The contemporary cineplex resembles something out of Brave New World or 1984: Row after row of shoebox-shaped rooms filled with chairs, each armrest featuring an enormous cup holder, encouraging the viewer to buy buckets of popcorn and cisterns of pop.
But in small screening rooms across Seattle (see sidebar next page), a different diet of film can be found. Dubbed "microcinemas," these venues for film range from the back rooms of bars to the flagship of the trend, the Grand Illusion. Microcinemas show experimental shorts, new low-budget films, classic film noir, lurid camp trash—the only constant is that someone cared enough to screen it.
"There's always been people showing these films," says Robert Graves, who curates movies upstairs at Scarecrow Video. "We're just looking to see films we can't see elsewhere."
Erick Larson, one of the mainstays of Shining Moment, which screens obscure older movies at the Speakeasy, agrees. "When we started, our charter was 'Exploring the neglected pathways of cinema.'" Jon Behrens, of Cinema 18, is more blunt: "There's just a lot of crap being shown. People are getting tired of paying $8 to go see crap when you can pay a little money to see something fun and hang out and smoke cigarettes."
Much of the movement's growth comes from places that don't usually show films. "When you only have a few bars, they just get bands," theorizes Larson. "But when they have to be competitive, venues look for other things, especially on off nights. Showing films has gotten a reputation for being cool, and they make money from food and drink—it's an economic incentive."

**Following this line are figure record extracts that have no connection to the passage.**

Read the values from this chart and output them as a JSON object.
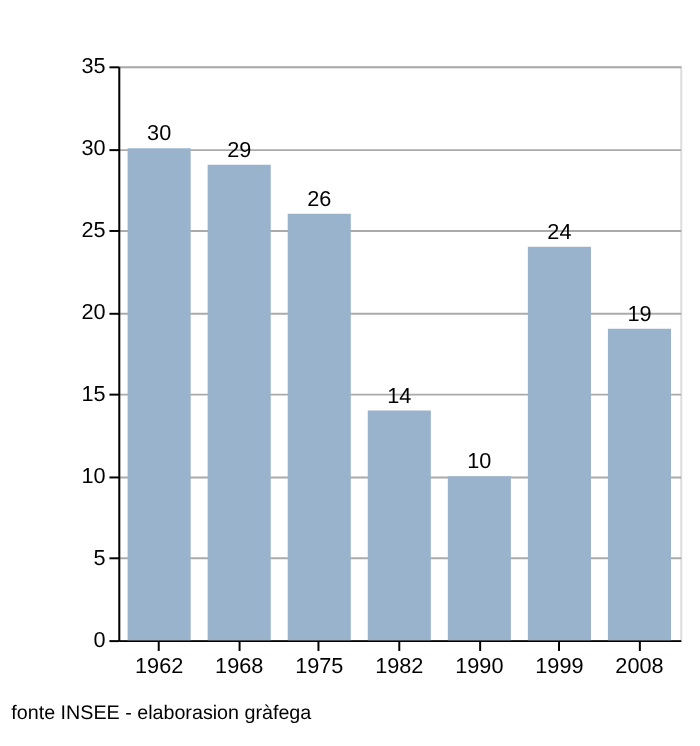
{
  "chart_data": {
    "type": "bar",
    "categories": [
      "1962",
      "1968",
      "1975",
      "1982",
      "1990",
      "1999",
      "2008"
    ],
    "values": [
      30,
      29,
      26,
      14,
      10,
      24,
      19
    ],
    "color": "#9ab3cc",
    "ylim": [
      0,
      35
    ],
    "yticks": [
      0,
      5,
      10,
      15,
      20,
      25,
      30,
      35
    ],
    "grid": "y",
    "data_labels": true,
    "annotations": [
      "fonte INSEE - elaborasion gràfega"
    ]
  }
}
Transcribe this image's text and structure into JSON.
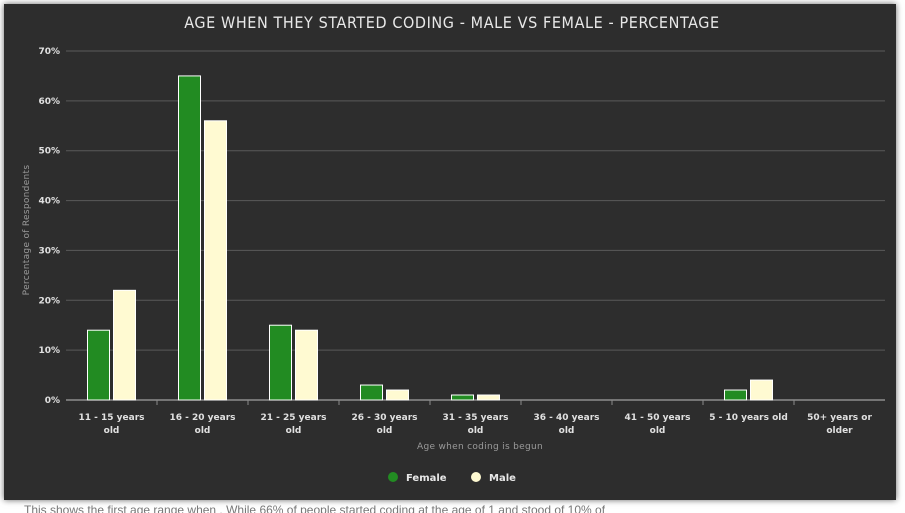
{
  "chart_data": {
    "type": "bar",
    "title": "AGE WHEN THEY STARTED CODING - MALE VS FEMALE - PERCENTAGE",
    "xlabel": "Age when coding is begun",
    "ylabel": "Percentage of Respondents",
    "ylim": [
      0,
      70
    ],
    "yticks": [
      "0%",
      "10%",
      "20%",
      "30%",
      "40%",
      "50%",
      "60%",
      "70%"
    ],
    "ytick_values": [
      0,
      10,
      20,
      30,
      40,
      50,
      60,
      70
    ],
    "grid": true,
    "legend_position": "bottom",
    "categories": [
      [
        "11 - 15 years",
        "old"
      ],
      [
        "16 - 20 years",
        "old"
      ],
      [
        "21 - 25 years",
        "old"
      ],
      [
        "26 - 30 years",
        "old"
      ],
      [
        "31 - 35 years",
        "old"
      ],
      [
        "36 - 40 years",
        "old"
      ],
      [
        "41 - 50 years",
        "old"
      ],
      [
        "5 - 10 years old"
      ],
      [
        "50+ years or",
        "older"
      ]
    ],
    "series": [
      {
        "name": "Female",
        "color": "#228b22",
        "values": [
          14,
          65,
          15,
          3,
          1,
          0,
          0,
          2,
          0
        ]
      },
      {
        "name": "Male",
        "color": "#fffad2",
        "values": [
          22,
          56,
          14,
          2,
          1,
          0,
          0,
          4,
          0
        ]
      }
    ]
  },
  "caption": "This shows the first age range when . While 66% of people started coding at the age of 1 and stood of 10% of"
}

Joel Bachar, who runs Independent Exposure, another series at the Speakeasy, says, "The shift in acceptance by the press has been dramatic. I had a hell of a time just getting listed in the calendar sections for the first year. Now everyone from the [Seattle] Times to Sidewalk.com lists even obscure films appearing in community centers. The rise in public awareness is dramatic."
Many of the driving forces behind microcinemas are filmmakers themselves. Says Graves, "When I built up the theater at Scarecrow, I was hoping to generate the income to make my own film. It quickly became clear that was never going to happen." Reed O'Beirne, whose screenings of Super-8 films should return to the Alibi Room this fall, asserts the low-budget ethos that underlies many of these microcinemas: "If you have an idea and a camcorder, and can convince some friends to help you, you can make a film for practically nothing—if you have a creative idea, which is the hard part. It's a strange art form, where you have to be a great poet and a salesman as well."
Cinema 18, like the Grand Illusion, aspires to be both an outlet and a support system for new films; the small screening room also serves as a studio for film shoots. Says Behrens, "Anyone who has a film they've made and want to show, they should talk to us. We're not a club. Regardless of whether it's good or bad, if you made it, it deserves to be seen, at least once. Some of my favorite films are regarded as some of the worst films ever made, like Plan 9 from Outer Space or Jesse James Meets Frankenstein's Daughter—those are all gems of cinematic history."